玄関から場所を移して寝室へ移動する。ミラはルナを起こしてソファーに座り、俺の状況説明(自白)が始まる。俺はどうしてるかだって? もちろん二人の前で正座ですよ。俺に選択肢はないのだから!
嘘をつかずにありのままを報告する。終始俺の心臓はバクバクで背中には冷や汗がダラダラと流れている。今の俺は処分を下されるのを待つ罪人のようだ。

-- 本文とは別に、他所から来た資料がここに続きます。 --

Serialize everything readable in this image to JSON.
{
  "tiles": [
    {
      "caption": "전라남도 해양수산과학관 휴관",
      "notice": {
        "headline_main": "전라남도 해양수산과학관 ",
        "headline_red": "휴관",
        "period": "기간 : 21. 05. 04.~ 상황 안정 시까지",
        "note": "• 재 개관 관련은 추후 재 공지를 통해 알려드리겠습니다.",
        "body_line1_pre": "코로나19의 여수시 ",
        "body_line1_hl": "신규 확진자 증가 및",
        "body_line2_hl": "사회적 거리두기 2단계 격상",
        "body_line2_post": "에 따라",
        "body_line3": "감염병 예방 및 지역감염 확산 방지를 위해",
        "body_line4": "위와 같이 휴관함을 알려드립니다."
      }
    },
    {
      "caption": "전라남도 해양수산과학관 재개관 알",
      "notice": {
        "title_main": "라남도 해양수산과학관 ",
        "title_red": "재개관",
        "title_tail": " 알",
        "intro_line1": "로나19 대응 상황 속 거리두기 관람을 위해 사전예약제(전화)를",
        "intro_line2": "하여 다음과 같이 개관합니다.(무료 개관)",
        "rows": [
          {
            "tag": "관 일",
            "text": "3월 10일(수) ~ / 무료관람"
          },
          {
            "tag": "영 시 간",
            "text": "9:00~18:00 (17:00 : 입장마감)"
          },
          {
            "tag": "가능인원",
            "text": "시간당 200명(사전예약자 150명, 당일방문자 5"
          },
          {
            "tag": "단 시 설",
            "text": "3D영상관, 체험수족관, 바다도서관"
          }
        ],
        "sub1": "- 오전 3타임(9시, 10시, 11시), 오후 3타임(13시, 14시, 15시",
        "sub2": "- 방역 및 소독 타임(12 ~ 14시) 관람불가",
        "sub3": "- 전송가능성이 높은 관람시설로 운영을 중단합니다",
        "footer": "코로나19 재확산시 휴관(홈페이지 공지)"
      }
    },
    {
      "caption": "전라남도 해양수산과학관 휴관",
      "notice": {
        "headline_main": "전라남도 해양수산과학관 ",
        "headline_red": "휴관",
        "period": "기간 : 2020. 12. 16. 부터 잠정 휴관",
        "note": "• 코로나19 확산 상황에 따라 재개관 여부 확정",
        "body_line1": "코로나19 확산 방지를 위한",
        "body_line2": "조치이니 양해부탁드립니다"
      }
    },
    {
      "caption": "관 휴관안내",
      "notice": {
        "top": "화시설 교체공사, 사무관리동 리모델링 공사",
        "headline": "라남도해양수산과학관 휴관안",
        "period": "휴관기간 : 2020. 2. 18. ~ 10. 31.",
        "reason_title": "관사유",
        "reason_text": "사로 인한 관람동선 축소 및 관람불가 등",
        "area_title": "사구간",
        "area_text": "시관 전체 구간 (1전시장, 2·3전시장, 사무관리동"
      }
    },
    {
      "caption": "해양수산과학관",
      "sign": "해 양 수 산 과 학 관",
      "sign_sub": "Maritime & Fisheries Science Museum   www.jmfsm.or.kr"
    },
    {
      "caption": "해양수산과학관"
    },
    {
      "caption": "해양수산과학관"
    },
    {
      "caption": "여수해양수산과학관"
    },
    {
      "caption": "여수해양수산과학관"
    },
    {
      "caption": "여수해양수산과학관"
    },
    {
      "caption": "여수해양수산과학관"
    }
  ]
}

「ふむ、わかりました。タクミさんちょっとそのミューエルさんを連れてきてください」
「わ、わかりましたでありますでございます!」
即座に転移してミューエルを迎えに行く。ミューエルは暖炉の前でミルクティーを飲んで寛いでいた。
「ミューエル、ミラ達を紹介するから付いてきて!」
「は、はい! お願いします!」
思いっきりミューエルが抱き着いてくる。うおお! って喜んでる場合じゃないわな。さっさとご紹介しなければ。
ちゃちゃっとミラたちの元に戻り紹介する。
「こちらが今回ご紹介する女性のミューエルです」
起立した状態でミラに報告する。ミラとルナはミューエルを連れて別の部屋に移動する。と言っても多分俺の私室だろうけどね。その間俺は正座してなさいってミラとルナに言われたので正座して時間をやり過ごす。

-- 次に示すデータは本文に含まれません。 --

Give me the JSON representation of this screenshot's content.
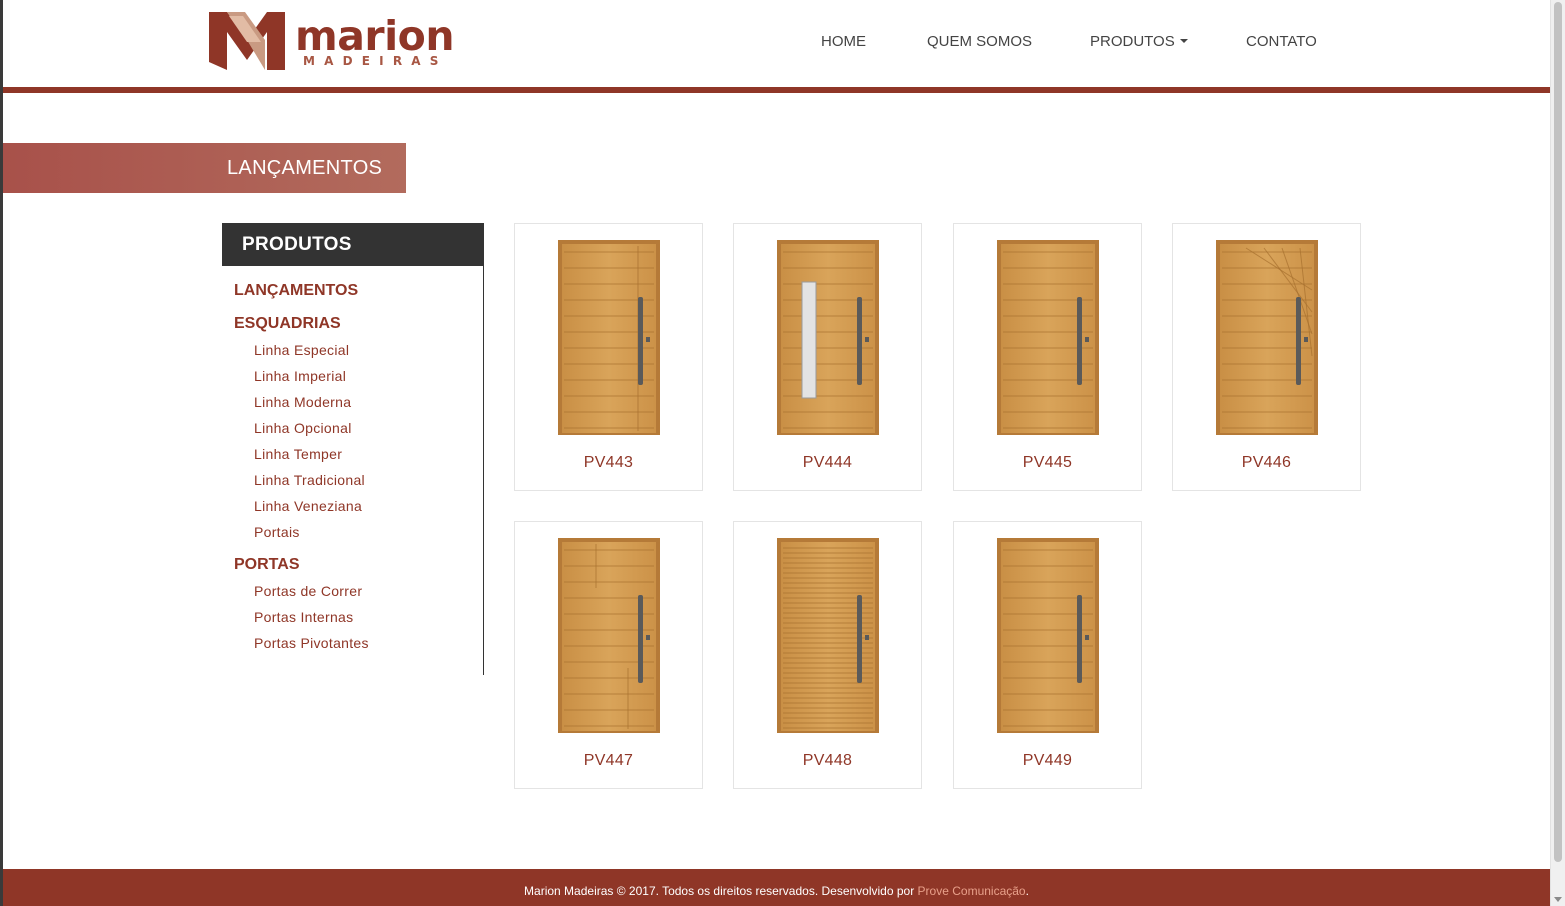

結構長々と話しているようでかれこれ1時間は帰ってきていない。あまりに暇すぎるから、なぜ人類は誕生したのかなど、哲学チックな事を考えて時間をつぶす。そろそろ自分の存在意義について考え始めようとしたときに審判の扉が開かれた。
緊張な顔をして結果をまつ。ミラがソファーの真ん中に座り、ルナが右側、ミューエルが左側に座る。
「タクミさん、お話しをした結果ミューエルを迎え入れることにしたので今回のことは不問ということにします」
「ありがたやあ! ありがたやあ!」
ははあ! と平伏した後にミラ達にもう一度謝罪する。その後は雑談を交わしイチャイチャタイムに突入する。ミラとルナはモフモフから始めて、クテンクテンにする。ミューエルは終始ハワワ! と顔を真っ赤にしていたけど、自分の番になったら恥ずかしがらずにイチャイチャしてくる。ミューエルは髪を撫でられたあとにされるのが好きらしくすぐに準備万端になる。
「あ、あの、初めてなので......」
朝日が昇り目が覚める。いやあすごかった。何がとは言わないけどすごかった。語彙力がめちゃくちゃ低下してるのが理解できたので顔を洗いに行く。ちゃちゃっと身支度を整えて朝食を作る。昨日聞いた時にミューエルに好き嫌いが無いことは知ってるから何も考えずに作る。野菜と肉のスープにサンドイッチを数種類作る。俺が好きなのはレタスとチーズとハムのサンドイッチだ。地球にいた時はサンドイッチって言ったら卵かそれだったな。
朝食ができたと同時にミラとルナがふらふらあっと出てきた。朝食の時には必ず起きてくるんだよな。しっかり顔も洗ってるようだし。
「ありゃ、ミューエルはどうした?」
「ミューちゃんならまだ寝てましたよお」
ルナがサンドイッチを食べながら答える。まだ寝てるのか、昨日はちょっと運動が多かったけどもう8時だしな。起こしに行くかね。
寝室に入ると下着で寝てるミューエルがいる。
「ミューエル、起きろお。朝ごはんがなくなるぞ」
体を揺すると目を覚ましたようだ。下半身に違和感があるのか動きがぎこちない。
「ミューエル歩けるか?」
「ああ、無理ですう」
たくしょうがないなと思い、抱っこして階段を降りる。ああ、太ももが柔らかい。癒されながら食堂に連れていく。ミラたちが怒るかと思ったけど、まあ当然と言った感じで気にせずに朝食を食べている。ミューエルを椅子に座らせて朝食を食べさせる。俺も厨房から朝食をとってきて一緒に食べる。
さあてっと、この後は王都に騎士たちの迎えに行って村人に紹介しないとな。ちゃっちゃと飯食って行きますかねえ。